In essence, Rodriguez’s art questions what is truly natural in today’s urban world. Additionally, her work is a hybrid of natural and artificial materials and ideas.
It was those natural elements that fit perfectly into what Claire Breukel, Miami Design District curator wanted for this specific building.
“My colleague Alex Shapiro had been working with this location and came to me to ask if I could suggest an artist. The wood finish on the Reiulf Ramstad Arkiteckter-designed building lent itself to a dialogue between natural materials and urbanity, and Cristina’s scans of flora were a perfect fit, both in content and in scale for the large second floor windows,” said Claire. “Cristina also has a longstanding relationship with the Miami Design District having a studio here in the early days and a solo exhibition last year.”
Cristina agrees saying, “when Claire came to me, the location was a perfect fit with this project which was about capturing light and creating these images with natural objects. Because the Design District is very exotic and nature based, I wanted to give it a green oasis feeling.”
In choosing the final pieces, Cristina curated the images that best matched the building’s colors to best complement it. After combing through around 20 images, she edited that down to seven or eight and then presented those to Claire.
Claire recalls that, “once she had a selection, we met and walked around the site with prints to decide on the final imagery to present to our team.”
They eventually picked out five and “those were finished in vinyl that’s reflective with the intent of changing the look of the images at different times of the day. It was one of those moments of pure joy, I was so happy how it all turned out,” said Rodriguez.
“We shared a colorful mix of images on the South and North sides that showed the gradations of time as the sunrise light she was using exposed the images she made. Significantly, the images work both on their own, and as a collective installation,” said Breukel.
Claire also felt Cristina was an ideal fit for this building and project because “she has always been interested in the politics of shine, specifically how images can allure viewers. These images play with the context of a desire-based environment, while offering beautiful, colorful and tropical images of nature, made through the use of technology.
That interest is evident in the more than 10 commissioned projects Rodriguez has created over the years, including ones at The Bass on Miami Beach, the University of Miami Business School and the Brooklyn Academy of Music for their Opera House lobby.
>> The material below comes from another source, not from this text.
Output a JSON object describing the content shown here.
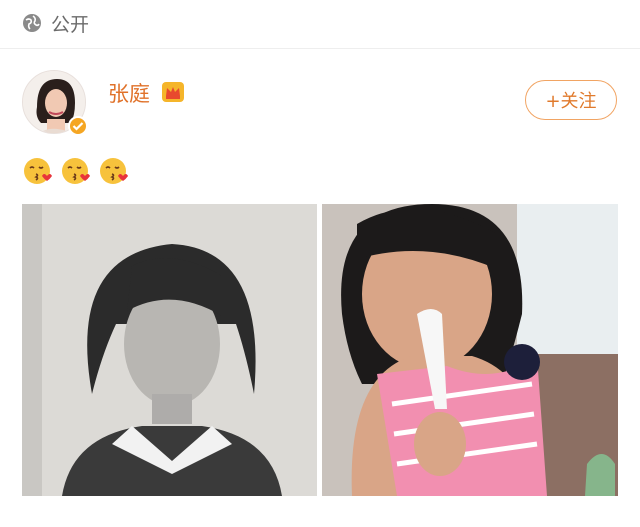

For these and the many other commissioned projects, “I use the site as a source of inspiration to create the works like in the Design District where I wanted to give it a green oasis feeling because the area is very exotic and nature based,” said Cristina.
At the University of Miami “my images also have plants because the commission was to bring the environment and nature into the building. I used materials from the royal poincianas on campus in my images,” Rodriguez said.
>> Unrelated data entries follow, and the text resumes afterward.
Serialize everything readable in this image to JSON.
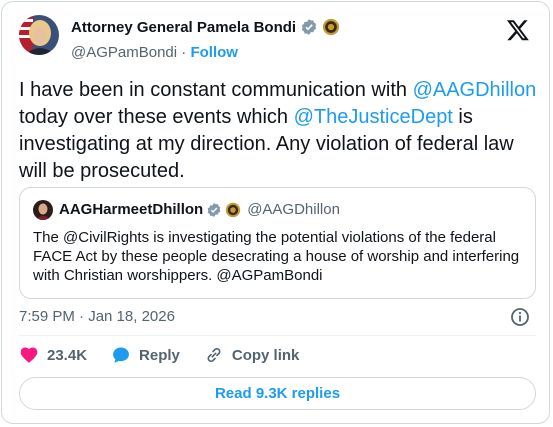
{
  "author": {
    "name": "Attorney General Pamela Bondi",
    "handle": "@AGPamBondi",
    "separator": "·",
    "follow_label": "Follow"
  },
  "tweet": {
    "parts": [
      {
        "text": "I have been in constant communication with ",
        "type": "text"
      },
      {
        "text": "@AAGDhillon",
        "type": "mention"
      },
      {
        "text": " today over these events which ",
        "type": "text"
      },
      {
        "text": "@TheJusticeDept",
        "type": "mention"
      },
      {
        "text": " is investigating at my direction. Any violation of federal law will be prosecuted.",
        "type": "text"
      }
    ]
  },
  "quote": {
    "name": "AAGHarmeetDhillon",
    "handle": "@AAGDhillon",
    "text": "The @CivilRights is investigating the potential violations of the federal FACE Act by these people desecrating a house of worship and interfering with Christian worshippers.  @AGPamBondi"
  },
  "timestamp": "7:59 PM · Jan 18, 2026",
  "actions": {
    "likes_count": "23.4K",
    "reply_label": "Reply",
    "copy_link_label": "Copy link"
  },
  "read_replies_label": "Read 9.3K replies",
  "icons": {
    "x_logo": "x-logo-icon",
    "verified": "verified-badge-icon",
    "seal": "government-seal-icon",
    "info": "info-icon",
    "heart": "heart-icon",
    "reply": "reply-bubble-icon",
    "link": "link-icon"
  },
  "colors": {
    "accent": "#1d9bf0",
    "like": "#f91880",
    "secondary_text": "#536471",
    "border": "#cfd9de",
    "verified_gray": "#829aab"
  }
}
As for her connection with the Design District, Cristina grew up in the art scene with Claire, “I’ve known her since 2003,” said Rodriguez. “Also, a lot of my friends were interns in the Rubell Collection after graduate school.”
Claire says, “having creativity integrated within its architectural makeup is at the core of the Miami Design District neighborhood and continues to be. My hope is that visitors walk away with a meaningful creative experience.”
Rodriguez is excited to be a part of this experience saying “artists in Miami will take a corner and make anything out of it. Between the spirit of the community and Claire who is so tied into it, it’s really a great movement.”
The “Digitizing the Phenomena of Nature (Orchids at Sunrise)” installation can be viewed at the Sweetbird Building located at 90 NE 39 St.